= Scipione in Cartagine nuova =

Scipione in Cartagine nuova (Scipio in new Carthage) is an opera seria in three acts by the Italian composer Geminiano Giacomelli, with a libretto by Carlo Innocenzo Frugoni. It was dedicated to Enrichetta d'Este, and was first performed in the spring of 1730 at the old Teatro Ducale in Parma.
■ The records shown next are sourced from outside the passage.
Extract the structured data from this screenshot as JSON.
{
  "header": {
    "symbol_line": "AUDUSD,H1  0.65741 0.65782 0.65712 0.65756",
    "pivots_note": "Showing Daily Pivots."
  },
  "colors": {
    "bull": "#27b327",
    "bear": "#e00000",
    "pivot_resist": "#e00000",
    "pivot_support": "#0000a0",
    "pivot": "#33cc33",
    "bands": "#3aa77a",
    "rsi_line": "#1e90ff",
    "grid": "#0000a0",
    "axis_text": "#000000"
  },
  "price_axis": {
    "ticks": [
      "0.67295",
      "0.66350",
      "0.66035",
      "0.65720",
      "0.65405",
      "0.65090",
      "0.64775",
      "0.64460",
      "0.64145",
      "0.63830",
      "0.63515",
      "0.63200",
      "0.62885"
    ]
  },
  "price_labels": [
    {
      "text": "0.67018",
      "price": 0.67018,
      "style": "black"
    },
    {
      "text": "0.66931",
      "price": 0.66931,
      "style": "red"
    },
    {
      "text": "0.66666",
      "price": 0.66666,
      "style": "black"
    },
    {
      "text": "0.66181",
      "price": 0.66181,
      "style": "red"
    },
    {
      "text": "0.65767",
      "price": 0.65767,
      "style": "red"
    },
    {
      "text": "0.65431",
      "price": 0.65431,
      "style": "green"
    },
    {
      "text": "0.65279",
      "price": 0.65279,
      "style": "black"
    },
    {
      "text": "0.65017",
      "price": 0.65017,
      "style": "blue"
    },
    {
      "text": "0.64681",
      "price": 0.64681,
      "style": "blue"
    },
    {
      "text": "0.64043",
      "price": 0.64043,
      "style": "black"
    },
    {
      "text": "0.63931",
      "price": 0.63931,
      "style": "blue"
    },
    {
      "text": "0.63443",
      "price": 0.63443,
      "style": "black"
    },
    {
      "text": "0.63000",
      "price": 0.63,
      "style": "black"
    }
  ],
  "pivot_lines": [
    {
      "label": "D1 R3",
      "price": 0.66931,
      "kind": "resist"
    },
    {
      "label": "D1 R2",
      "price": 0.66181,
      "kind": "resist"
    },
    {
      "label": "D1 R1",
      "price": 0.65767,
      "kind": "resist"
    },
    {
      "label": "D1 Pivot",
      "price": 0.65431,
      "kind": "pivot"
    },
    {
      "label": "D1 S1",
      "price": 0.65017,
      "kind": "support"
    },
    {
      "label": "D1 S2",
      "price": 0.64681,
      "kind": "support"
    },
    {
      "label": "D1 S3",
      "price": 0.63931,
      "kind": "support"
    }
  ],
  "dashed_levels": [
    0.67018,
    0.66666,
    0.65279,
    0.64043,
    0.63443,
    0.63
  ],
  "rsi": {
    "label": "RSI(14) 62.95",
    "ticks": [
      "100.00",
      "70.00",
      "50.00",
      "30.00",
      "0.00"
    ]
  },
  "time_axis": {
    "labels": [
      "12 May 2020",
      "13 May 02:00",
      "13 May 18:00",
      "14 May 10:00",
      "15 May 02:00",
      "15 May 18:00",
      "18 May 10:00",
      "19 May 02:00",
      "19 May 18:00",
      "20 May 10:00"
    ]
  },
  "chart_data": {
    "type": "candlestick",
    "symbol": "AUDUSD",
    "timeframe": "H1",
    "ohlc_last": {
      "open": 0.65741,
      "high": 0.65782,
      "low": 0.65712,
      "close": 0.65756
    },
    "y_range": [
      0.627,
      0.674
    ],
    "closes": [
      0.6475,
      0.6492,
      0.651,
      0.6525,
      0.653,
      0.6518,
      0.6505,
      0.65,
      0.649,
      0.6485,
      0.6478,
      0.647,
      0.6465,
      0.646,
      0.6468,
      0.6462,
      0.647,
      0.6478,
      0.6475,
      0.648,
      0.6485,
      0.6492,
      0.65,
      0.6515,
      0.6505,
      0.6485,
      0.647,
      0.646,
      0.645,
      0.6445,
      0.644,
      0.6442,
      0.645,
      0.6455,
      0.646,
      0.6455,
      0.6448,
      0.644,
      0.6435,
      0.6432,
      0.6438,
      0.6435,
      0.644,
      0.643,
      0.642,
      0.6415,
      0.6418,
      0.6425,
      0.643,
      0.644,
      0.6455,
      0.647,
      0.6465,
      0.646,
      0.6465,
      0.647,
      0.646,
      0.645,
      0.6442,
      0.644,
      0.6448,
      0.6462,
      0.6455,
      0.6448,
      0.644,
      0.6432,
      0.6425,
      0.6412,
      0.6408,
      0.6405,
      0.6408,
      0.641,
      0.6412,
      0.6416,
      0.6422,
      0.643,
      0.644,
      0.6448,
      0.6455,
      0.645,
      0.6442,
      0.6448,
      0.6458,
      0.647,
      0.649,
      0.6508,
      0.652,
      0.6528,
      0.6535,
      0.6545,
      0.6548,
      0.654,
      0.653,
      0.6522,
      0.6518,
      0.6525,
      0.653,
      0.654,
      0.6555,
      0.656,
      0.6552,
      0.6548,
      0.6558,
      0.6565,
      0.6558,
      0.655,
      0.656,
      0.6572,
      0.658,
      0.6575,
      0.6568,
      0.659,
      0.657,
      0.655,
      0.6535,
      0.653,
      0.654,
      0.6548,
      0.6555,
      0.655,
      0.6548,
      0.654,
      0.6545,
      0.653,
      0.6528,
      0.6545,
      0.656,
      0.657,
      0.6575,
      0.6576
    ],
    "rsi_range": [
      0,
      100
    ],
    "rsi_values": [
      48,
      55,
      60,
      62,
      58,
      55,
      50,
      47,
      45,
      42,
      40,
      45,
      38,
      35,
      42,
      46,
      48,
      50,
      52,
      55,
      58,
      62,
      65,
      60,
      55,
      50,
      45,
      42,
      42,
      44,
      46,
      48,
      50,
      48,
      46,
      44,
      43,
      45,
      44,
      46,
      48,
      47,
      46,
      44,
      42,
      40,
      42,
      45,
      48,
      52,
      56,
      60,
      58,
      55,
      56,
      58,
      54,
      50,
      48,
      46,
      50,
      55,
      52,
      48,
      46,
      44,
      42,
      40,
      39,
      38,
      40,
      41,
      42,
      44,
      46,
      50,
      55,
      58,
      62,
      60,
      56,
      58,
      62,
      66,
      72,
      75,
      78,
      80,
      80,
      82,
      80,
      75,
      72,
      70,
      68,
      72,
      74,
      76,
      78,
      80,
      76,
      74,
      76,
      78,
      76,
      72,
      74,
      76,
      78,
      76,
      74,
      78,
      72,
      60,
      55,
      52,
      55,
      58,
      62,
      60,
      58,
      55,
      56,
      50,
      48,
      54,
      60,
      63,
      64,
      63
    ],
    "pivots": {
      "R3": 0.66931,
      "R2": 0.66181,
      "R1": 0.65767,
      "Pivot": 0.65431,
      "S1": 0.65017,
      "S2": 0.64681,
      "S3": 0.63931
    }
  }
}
The stage designer was Pietro Righini, the costume designer was Pietro Cotica and the choreographer was Francesco Massimiliano Pagnini.

==Roles==

| Role | Voice type | Premiere cast, spring of 1730, Teatro Ducale, Parma |
| P. Cornelio Scipione, proconsul of Spain | soprano castrato | Carlo Broschi, known as Farinelli |
| C. Lelio, one of the Romans | alto castrato | Giuseppe Galletti |
| Argea, daughter of Armene, in love with Indibile | contralto | Anna Bagnolesi |
| Armene, captain of new Carthage, father of Argea | tenor | Pietro Baratti |
| Elvira, princess of Ilergetes, betrothed to Lucejo | soprano | Francesca Cuzzoni Sandoni |
| Lucejo, prince of the Celtiberians, in love with Elvira | soprano castrato | Giovanni Carestini |
| Indibile, prince of Ilergetes, brother to Elvira and in love with Argea | contralto (en travesti) | Caterina Della Parte |
Roman officers, Roman soldiers, lictors with Scipione Roman, officers with Lelio; Spanish soldiers with Lucejo and Indibile; Moorish slaves with Elvira; pages with Argea; ambassadors of homage Spaniards that come to Scipio; conspirators with Armene; noble gladiators, intended to celebrate the victory of Scipione.